The July 4th celebrations at beach parties, picnics, fireworks and the waving of American flags on this land of islanders who have been denied the basic human right of self-determination and decolonization remind us about the deep disparities between the principles and the practices of American democracy in the Chamorro archipelago of the Mariana Islands.
For Guam, much of this is in fact caused by U.S. military presence and strategies of the 21st century.
In 1776, the unanimous declaration of the 13 United States of America severely criticized the King of Gr. Britain for having:
“Kept among us, in times of peace, Standing Armies without the Consent of our legislatures.

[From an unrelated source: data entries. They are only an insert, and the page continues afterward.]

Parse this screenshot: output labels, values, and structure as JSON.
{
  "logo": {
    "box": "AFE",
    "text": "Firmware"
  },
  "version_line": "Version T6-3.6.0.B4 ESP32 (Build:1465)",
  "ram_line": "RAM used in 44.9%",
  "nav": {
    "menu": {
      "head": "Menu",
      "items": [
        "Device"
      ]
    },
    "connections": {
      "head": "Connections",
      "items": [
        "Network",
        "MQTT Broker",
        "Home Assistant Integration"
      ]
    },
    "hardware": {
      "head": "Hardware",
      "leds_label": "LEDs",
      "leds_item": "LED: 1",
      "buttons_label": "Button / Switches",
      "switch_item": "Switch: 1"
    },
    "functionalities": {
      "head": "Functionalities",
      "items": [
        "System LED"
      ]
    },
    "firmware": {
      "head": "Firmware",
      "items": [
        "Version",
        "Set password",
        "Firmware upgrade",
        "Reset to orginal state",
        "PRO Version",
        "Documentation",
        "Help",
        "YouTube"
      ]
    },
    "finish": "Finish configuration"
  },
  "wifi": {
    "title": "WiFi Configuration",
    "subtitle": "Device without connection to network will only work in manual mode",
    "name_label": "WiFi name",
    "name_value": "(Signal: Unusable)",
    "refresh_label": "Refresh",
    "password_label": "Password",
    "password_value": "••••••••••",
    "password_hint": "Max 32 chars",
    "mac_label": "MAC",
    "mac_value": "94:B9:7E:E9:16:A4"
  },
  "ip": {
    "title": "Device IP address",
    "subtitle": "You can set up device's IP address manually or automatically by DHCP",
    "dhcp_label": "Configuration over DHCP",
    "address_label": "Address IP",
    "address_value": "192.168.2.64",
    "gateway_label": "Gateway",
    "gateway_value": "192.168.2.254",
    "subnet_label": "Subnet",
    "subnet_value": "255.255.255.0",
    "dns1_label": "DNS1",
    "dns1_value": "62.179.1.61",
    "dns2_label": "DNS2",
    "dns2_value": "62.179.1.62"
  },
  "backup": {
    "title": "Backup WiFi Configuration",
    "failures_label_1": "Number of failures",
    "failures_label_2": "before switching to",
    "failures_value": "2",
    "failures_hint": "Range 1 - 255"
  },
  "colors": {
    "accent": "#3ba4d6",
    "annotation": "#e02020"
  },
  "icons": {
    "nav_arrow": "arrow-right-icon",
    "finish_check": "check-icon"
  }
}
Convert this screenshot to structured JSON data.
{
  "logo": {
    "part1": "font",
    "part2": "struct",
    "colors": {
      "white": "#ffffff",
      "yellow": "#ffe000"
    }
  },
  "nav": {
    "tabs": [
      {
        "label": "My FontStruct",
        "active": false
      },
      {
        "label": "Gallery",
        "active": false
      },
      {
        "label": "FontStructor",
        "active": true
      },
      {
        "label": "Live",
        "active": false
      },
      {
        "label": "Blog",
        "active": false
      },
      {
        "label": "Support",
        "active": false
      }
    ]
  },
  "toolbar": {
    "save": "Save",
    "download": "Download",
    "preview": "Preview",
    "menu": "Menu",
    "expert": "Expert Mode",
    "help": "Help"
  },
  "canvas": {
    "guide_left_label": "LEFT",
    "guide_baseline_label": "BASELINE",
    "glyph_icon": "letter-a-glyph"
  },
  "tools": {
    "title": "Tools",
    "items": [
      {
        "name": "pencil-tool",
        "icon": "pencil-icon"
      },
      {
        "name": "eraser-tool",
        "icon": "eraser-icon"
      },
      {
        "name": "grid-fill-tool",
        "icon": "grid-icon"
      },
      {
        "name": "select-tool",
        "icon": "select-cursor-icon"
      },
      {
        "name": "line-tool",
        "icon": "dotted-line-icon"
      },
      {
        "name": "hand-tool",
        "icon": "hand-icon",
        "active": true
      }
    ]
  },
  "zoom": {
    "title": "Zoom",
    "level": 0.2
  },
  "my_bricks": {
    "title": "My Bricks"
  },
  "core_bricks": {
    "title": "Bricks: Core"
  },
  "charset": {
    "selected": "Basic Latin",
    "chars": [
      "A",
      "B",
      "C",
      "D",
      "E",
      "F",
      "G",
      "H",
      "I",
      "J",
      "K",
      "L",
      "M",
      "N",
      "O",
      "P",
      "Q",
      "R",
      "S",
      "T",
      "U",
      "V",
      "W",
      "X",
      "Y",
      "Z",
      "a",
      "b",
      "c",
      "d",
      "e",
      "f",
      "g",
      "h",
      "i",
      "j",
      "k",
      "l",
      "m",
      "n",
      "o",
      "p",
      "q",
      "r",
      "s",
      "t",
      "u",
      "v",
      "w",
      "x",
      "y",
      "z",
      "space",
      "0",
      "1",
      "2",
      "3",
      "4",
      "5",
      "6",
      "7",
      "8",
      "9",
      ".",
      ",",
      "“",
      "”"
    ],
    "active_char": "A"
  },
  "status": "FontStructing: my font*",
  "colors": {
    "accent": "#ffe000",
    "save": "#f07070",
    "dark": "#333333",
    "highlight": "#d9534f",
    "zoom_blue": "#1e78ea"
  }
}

“He has affected to render the Military independent of and superior to the Civil power.
“He has combined with others to subject us to a jurisdiction foreign to our constitution, and unacknowledged by our laws; giving his Assent to their Acts of pretended Legislation:
“For Quartering large bodies of armed troops among us.”
It was clear that the signers of the Declaration of Independence were in fact, decidedly anti-military in their castigation of America’s then-ruler.
Today, however, the United States’ spread of over 900 military bases outside of the continental U.S. exists separate from civilian life, with its own set of laws and technology that abridge basic human rights and civil liberties in colonial territories and distant countries.
The United States’ own foundational document, with its anti-colonial and anti-military values, deserves an honest review in our classrooms and should be at the forefront of our thoughts today and every day until the day we are allowed to exercise our basic human rights in our own land.
Hope A. Cristobal is a former senator and resident of Tamuning.